Plasma technology is a powerful tool that can be used in various applications. Plasma is an electrically conductive gas that is comprised of vapor and charged particles known as ions (atoms that have an electric charge). When exposed to high levels of energy, the ionization process allows for a significant amount of plasma to be generated. This type of plasma is found in a variety of devices such as plasma displays, neon lights and the lightning that strikes Earth.
The PAC device uses electricity to create a high-velocity stream of ionized gas, also known as plasma, that slices through metal like butter. This technology is used for a wide range of industrial applications, such as plasma arc cutting (PAC), which is an essential part of the automotive manufacturing industry.
Researchers study plasma to understand its many properties and potential for use in computer chips, rocket propulsion and destroying biological hazards.
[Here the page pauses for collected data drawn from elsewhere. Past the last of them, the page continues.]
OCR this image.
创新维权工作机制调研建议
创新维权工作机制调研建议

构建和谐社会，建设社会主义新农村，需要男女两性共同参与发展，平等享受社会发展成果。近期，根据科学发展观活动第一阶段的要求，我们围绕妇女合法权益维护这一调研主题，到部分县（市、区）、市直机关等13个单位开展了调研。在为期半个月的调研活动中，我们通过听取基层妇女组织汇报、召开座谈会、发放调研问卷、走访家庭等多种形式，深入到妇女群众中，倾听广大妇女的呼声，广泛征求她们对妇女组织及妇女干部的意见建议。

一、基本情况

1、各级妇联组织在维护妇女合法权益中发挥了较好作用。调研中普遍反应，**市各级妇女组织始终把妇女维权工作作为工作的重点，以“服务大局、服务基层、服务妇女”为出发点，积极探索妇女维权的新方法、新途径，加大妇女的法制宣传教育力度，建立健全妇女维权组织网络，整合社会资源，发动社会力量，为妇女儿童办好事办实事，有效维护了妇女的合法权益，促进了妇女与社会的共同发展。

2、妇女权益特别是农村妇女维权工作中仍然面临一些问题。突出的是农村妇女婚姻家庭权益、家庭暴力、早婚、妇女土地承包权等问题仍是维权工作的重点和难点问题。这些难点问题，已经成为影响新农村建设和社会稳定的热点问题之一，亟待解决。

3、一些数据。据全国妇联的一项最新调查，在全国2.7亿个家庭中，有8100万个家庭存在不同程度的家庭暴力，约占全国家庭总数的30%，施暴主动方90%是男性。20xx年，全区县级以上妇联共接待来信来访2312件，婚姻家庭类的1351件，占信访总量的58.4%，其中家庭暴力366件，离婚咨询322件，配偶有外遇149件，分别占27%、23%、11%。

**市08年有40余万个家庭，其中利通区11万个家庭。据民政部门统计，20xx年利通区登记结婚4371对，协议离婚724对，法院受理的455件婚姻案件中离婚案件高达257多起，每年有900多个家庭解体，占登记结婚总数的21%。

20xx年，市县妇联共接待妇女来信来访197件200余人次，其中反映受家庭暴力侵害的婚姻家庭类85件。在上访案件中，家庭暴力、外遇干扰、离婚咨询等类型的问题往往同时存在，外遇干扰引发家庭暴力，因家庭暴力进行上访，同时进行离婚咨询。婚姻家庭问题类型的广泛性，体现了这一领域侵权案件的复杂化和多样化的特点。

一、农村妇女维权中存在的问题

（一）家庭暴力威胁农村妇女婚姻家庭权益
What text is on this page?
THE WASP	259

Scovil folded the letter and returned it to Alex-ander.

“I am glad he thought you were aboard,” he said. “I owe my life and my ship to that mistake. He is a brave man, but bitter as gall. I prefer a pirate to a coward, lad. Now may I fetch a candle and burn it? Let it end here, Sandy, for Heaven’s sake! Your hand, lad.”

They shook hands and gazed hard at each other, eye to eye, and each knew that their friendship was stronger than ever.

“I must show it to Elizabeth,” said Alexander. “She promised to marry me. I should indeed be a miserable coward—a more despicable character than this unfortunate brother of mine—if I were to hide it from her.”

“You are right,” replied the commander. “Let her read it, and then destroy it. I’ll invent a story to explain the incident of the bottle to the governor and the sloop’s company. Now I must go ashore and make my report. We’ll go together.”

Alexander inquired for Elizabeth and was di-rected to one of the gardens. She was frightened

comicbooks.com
It's also needed for achieving fusion energy, but that requires keeping the plasma soup of ions and electrons at just the right density, temperature and duration.
Lead author Yurii Victorovich Kovtun, despite being forced to leave the Kharkiv Institute of Physics and Technology because of the Russia-Ukraine war, has been working with scientists in Japan at Kyoto University to develop methods for creating stable plasmas. Their most recent finding is that blasting 2.45-GHz microwaves without aligning the magnetic field produced a plasma, which could help make nuclear fusion easier to achieve.